What the canonisation did was something different and something equally important: it declared what was already true. It made the private knowledge of the community — the knowledge preserved in three centuries of oral tradition and pilgrimage and intercession and answered prayer — into the public declaration of the universal Church. It moved Devasahayam from the category of we believe he is a saint to the category of the Church declares he is a saint — from the private faith of a community to the binding teaching of the magisterium.

And that declaration made something newly possible: the invocation of Saint Devasahayam by Catholics everywhere, not merely by the community that had known him first. The canonisation is the opening of the saint's intercession to the universal Church — the public announcement that this man can be invoked, that his intercession has been confirmed by the Church's highest authority, that Catholics in every country and every language and every century going forward are invited to bring him their needs.

The man who sat at table with everyone now has a table that extends across the whole world.


The Company He Keeps

One detail of the canonisation is worth holding: the company in which Devasahayam was canonised.

Charles de Foucauld — the French aristocrat who became a soldier who became an explorer who became a hermit who became a missionary among the Tuareg of the Sahara, who lived among the poorest of the poor in the Algerian desert, who was murdered at his hermitage in 1916. A layman for most of his adult life before his ordination. A man whose spirituality of presence — of being with the poor rather than doing things for the poor — has shaped more missionary communities than almost any other twentieth-century figure.

Placed alongside Devasahayam on the same day, in the same formula, on Pentecost Sunday 2022. Two men from entirely different worlds — a French aristocrat and an Indian palace official, a Saharan hermit and a South Indian martyr — canonised together by a pope from Argentina in a square in Rome, on the birthday of the Church.
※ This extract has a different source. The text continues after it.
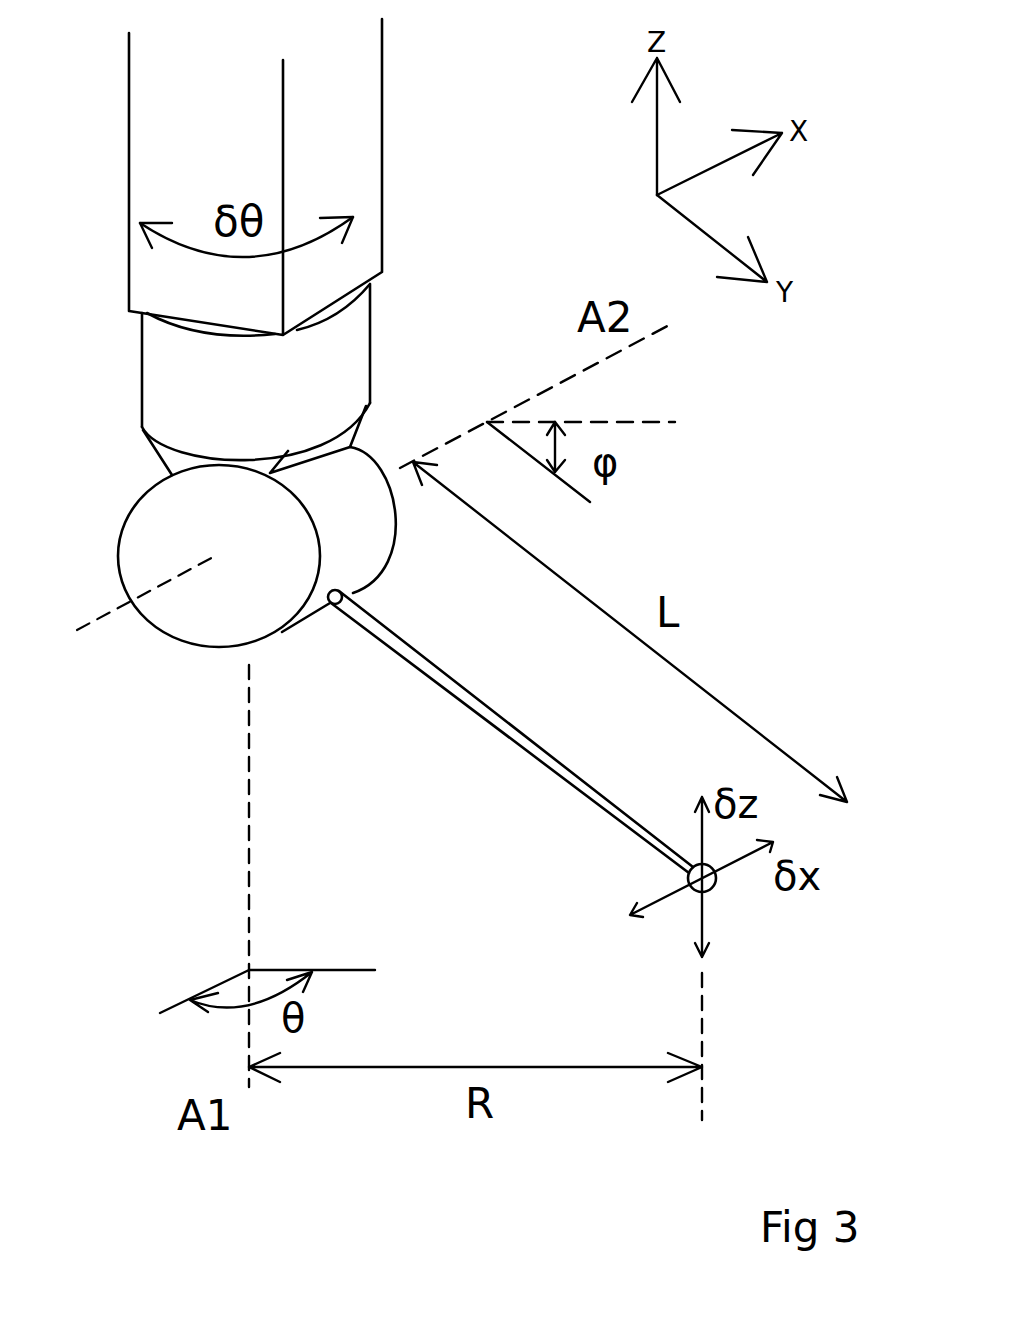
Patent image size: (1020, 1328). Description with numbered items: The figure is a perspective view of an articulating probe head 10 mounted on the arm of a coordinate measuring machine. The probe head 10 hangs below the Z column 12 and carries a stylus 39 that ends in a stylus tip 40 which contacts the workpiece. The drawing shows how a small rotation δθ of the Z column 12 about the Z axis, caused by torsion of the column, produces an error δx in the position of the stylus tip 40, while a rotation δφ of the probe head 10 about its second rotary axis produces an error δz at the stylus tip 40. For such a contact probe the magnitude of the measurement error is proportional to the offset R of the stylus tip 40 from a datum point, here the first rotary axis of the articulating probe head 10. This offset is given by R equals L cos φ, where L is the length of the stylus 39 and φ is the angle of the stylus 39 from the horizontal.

The articulating probe head 10 is at (118, 450).
The Z column 12 is at (363, 128).
The stylus 39 is at (553, 743).
The stylus tip 40 is at (701, 897).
The universality is the point. The Spirit blows where He wills. He blew in the Sahara and in the jungle at Aralvaimozhi. He blew in the language of a Dutch prisoner explaining Job to a Hindu court official and in the language of a French aristocrat stripping himself of everything to live among the Tuareg. He does not confine Himself to the expected forms or the expected places or the expected people.

He blows where He wills. And where He blows, He produces saints.


A Prayer on the Feast Day

The feast of Saint Devasahayam is 14 January. On that day each year, the Church reads his name from the calendar and the faithful of Kanyakumari climb the mountain and the bell-rock rings and the pilgrims kneel where he knelt and pray the prayer he prayed.

The prayer the whole Church prays with them:

O God, who gave your servant Devasahayam the grace to leave behind the attractions of this world and to embrace the way of the Cross, grant us also, we pray, through his intercession, that we may hold fast to Christ and obtain the glory of the resurrection.

Through our Lord Jesus Christ, your Son, who lives and reigns with you in the unity of the Holy Spirit, God, for ever and ever.

Amen.

And the prayer of the people of Kanyakumari, simpler and older than the liturgical text, the prayer that the community has prayed since before there was a feast day in the universal calendar:

Saint Devasahayam, pray for us.

Both prayers are right. Both prayers are heard.